Cependant, à chaque fois, ce qui apparaît, en premier, ce n’est pas les combats de l’amour, de la folie contre la raison, ce sont les combats d’Adolphe contre lui-même et son incapacité à pouvoir décider. Il ne s’agit plus alors d’un roman d’amour, mais d’un portrait psychologique en situation où le personnage Adolphe est, du début à la fin du roman, le centre de l’action et des événements. D’ailleurs, « La grande question dans la vie, c’est la douleur que l’on cause, et la métaphysique la plus ingénieuse ne justifie pas l’homme qui a déchiré le cœur qui l’aimait. » exprime Adolphe. Il ne parle de l’amour que de manière sous-entendue et ne s’occupe, finalement, que des effets de l’amour, effets, notamment sur lui.

Adolphe est un personnage sans courage, très ressemblant à de nombreuses personnes, qui voudrait certains faits, mais qui n’ose les mettre en action parce qu’il manque de la force nécessaire à faire, parfois, souffrir. C’est, d’ailleurs, ses incessantes virevoltes, issues de ce manque de courage qui font le centre du roman. Il ne décide pas le destin qui lui arrive, il peste contre lui, il fait de promesses non tenues, qu’elles aillent dans le sens de l’amour, ou dans le sens contraire, mais il ne fait rien et laisse les événements décider pour lui. C’est son ami le baron de T. qui enverra à Éllénore la lettre de rupture qu’il ne lui a pas envoyé, c’est la mort d’Éllénore qui le séparera d’elle. C’est Éllénore qui vient le rejoindre dans la ville de son père, et c’est à cause de son père qu’il fuit avec elle, enfin c’est elle qui l’amènera à l’étranger. Tout se passe comme si Adolphe ne pouvait être que l’expression orale des événements et qu’il ne prît pas du tout la responsabilité concrète de ceux-ci. D’ailleurs, s’il a une aventure avec Éllénore, ce n’est pas parce que le destin l’a fait rencontrer cette femme, c’est parce que sur l’exemple d’un ami, il a voulu connaître une aventure…

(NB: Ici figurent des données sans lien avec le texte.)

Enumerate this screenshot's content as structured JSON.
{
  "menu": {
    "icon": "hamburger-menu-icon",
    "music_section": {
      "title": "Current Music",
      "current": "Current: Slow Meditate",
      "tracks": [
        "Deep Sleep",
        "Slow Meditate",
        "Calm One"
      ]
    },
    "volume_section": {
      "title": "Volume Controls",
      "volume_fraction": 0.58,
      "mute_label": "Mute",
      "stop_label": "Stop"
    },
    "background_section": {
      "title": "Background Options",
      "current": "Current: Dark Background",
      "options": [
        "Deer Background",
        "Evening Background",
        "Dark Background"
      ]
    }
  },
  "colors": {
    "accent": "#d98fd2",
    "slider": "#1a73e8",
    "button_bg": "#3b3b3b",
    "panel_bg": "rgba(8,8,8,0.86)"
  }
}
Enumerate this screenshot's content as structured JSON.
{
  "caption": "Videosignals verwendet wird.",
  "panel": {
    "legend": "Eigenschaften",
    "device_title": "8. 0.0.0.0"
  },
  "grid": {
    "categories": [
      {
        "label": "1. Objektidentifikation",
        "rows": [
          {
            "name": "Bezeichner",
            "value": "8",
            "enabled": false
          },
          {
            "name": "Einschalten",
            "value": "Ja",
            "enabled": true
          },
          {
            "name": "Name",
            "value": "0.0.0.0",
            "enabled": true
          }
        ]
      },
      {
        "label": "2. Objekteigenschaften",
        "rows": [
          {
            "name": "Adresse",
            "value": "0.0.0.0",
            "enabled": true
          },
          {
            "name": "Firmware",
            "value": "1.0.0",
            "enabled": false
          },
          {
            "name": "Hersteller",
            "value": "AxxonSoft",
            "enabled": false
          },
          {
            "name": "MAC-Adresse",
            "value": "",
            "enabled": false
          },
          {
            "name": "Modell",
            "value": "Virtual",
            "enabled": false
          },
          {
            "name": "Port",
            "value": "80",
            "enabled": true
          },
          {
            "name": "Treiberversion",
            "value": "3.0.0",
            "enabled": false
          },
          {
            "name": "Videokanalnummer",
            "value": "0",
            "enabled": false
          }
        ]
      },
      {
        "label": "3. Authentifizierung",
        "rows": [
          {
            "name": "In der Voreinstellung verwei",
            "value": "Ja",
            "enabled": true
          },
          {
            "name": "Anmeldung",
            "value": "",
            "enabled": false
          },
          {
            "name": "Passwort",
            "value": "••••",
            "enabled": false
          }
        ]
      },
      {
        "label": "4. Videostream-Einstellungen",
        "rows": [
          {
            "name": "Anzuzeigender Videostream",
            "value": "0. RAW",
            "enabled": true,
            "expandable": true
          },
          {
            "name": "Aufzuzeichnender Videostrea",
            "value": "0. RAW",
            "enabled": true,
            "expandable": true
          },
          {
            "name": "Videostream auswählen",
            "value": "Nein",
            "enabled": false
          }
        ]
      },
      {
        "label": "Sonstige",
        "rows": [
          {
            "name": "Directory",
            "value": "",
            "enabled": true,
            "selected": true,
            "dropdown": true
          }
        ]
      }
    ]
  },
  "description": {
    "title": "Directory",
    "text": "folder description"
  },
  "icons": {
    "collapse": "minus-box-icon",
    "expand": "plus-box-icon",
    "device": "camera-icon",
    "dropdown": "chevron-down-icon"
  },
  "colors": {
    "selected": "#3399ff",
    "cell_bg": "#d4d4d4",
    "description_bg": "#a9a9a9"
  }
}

C’est là où Benjamin Constant fait, toutefois, montre d‘une belle maîtrise. En effet, si Adolphe ne prend jamais de décision claire, il se retrouve malgré lui à en subir les effets. Plus sa décision sera incertaine, plus l’effet sera fort sur lui. Ainsi, il décide de plaire à Éllénore, mais il se laisse complètement prendre par le sentiment d’être aimé, ou il écrira une lettre de rupture mais qu’il n’enverra qu’au baron de T. et c’est ce personnage qui l’enverra alors qu’Adolphe n’avait pas prévu cela. L’effet sera dévastateur puisque Éllénore en mourra. Laissant Adolphe seul. « L'exemple d'Adolphe ne sera pas moins instructif, si vous ajoutez qu'après avoir repoussé l'être qu'il aimait, il n'a pas été moins inquiet, moins agité, moins mécontent ; qu'il n'a fait aucun usage d'une liberté reconquise au prix de tant de douleurs et de tant de larmes ; et qu'en se rendant bien digne de blâme, il s'est aussi rendu digne de pitié ».

Pour conclure, si l’amour a une grande place dans ce texte d’un auteur du romantisme, il n’est pas le centre de l’intrigue. Le centre, c’est Adolphe, lui-même et sa façon de vivre cet amour mais aussi l’ensemble des responsabilités qui lui échoient.